Abu Dhabi exists for precisely one reason: oil. If it weren’t for the reservoirs of black gold under the emirate’s western desert, the over-a-million-strong (and growing) metropolis would be little more than a Persian Gulf fishing town. Instead, it’s a glimmering collection of glass spires set on outdoing its Middle Eastern neighbors. The city’s latest exercise in excess is The O1NE, a pleasure palace that constitutes something of a mission statement: The Arabian Peninsula is ready to get down.

The O1NE rises in a silo-size cylinder decorated on a larger-than-life scale by 18 graffiti artists from around the world. Rumor has it that the exterior alone will make it into the ‘Guinness World Records’ book as the world’s largest graffiti wall. But jetsetters from London, New York, Moscow, Beirut, Miami, and Tokyo aren’t flocking here for the art. The Cristal-drenched, party-until-dawn atmosphere is profoundly cosmopolitan. In a region where it can be a schismatic issue, alcohol has become a force for unity.

But The O1NE is more than just a club (albeit a club that attracts acts like Sean Kingston and Ciara).
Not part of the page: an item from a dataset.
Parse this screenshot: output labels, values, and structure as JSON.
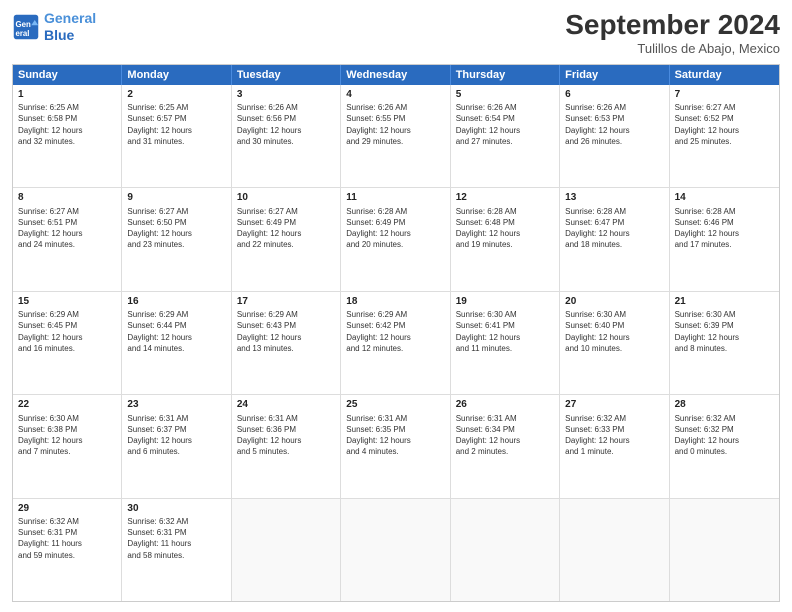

The premises have been designed to make splashing out an immersive experience. Travelers who get past the formidable security detail minding the door, find themselves surrounded by 360 degrees of 3-D digital projections. These initially overwhelming images make The O1NE a mobile party: Revelers are in a Venetian plaza then prohibition New York or deep under the ocean. The visuals are so overwhelming that you may find yourself choosing to wear sunglasses indoors just to avoid bumping into celebrities and moguls. And there will be celebrities.

The whole experience is at once baffling and educational. The club represents the idea that modern travelers can check reality with their coats and experience something entirely singular. Whether you like going out or not, this place is worth visiting as a passport to understanding the ways in which the Middle East is liberalizing (booze, dancing) and the ways in which it isn’t (a vast wealth gap). The O1NE, like Abu Dhabi itself, is on the cutting edge of privilege. 

More information: The entry fee at The O1NE can vary by thousands of dollars based on the act and the day of the week. Etihad Airlines flies direct to Abu Dhabi from all over the world, and Dubai is a two-hour car ride away. The O1NE will soon open a branch in Beirut.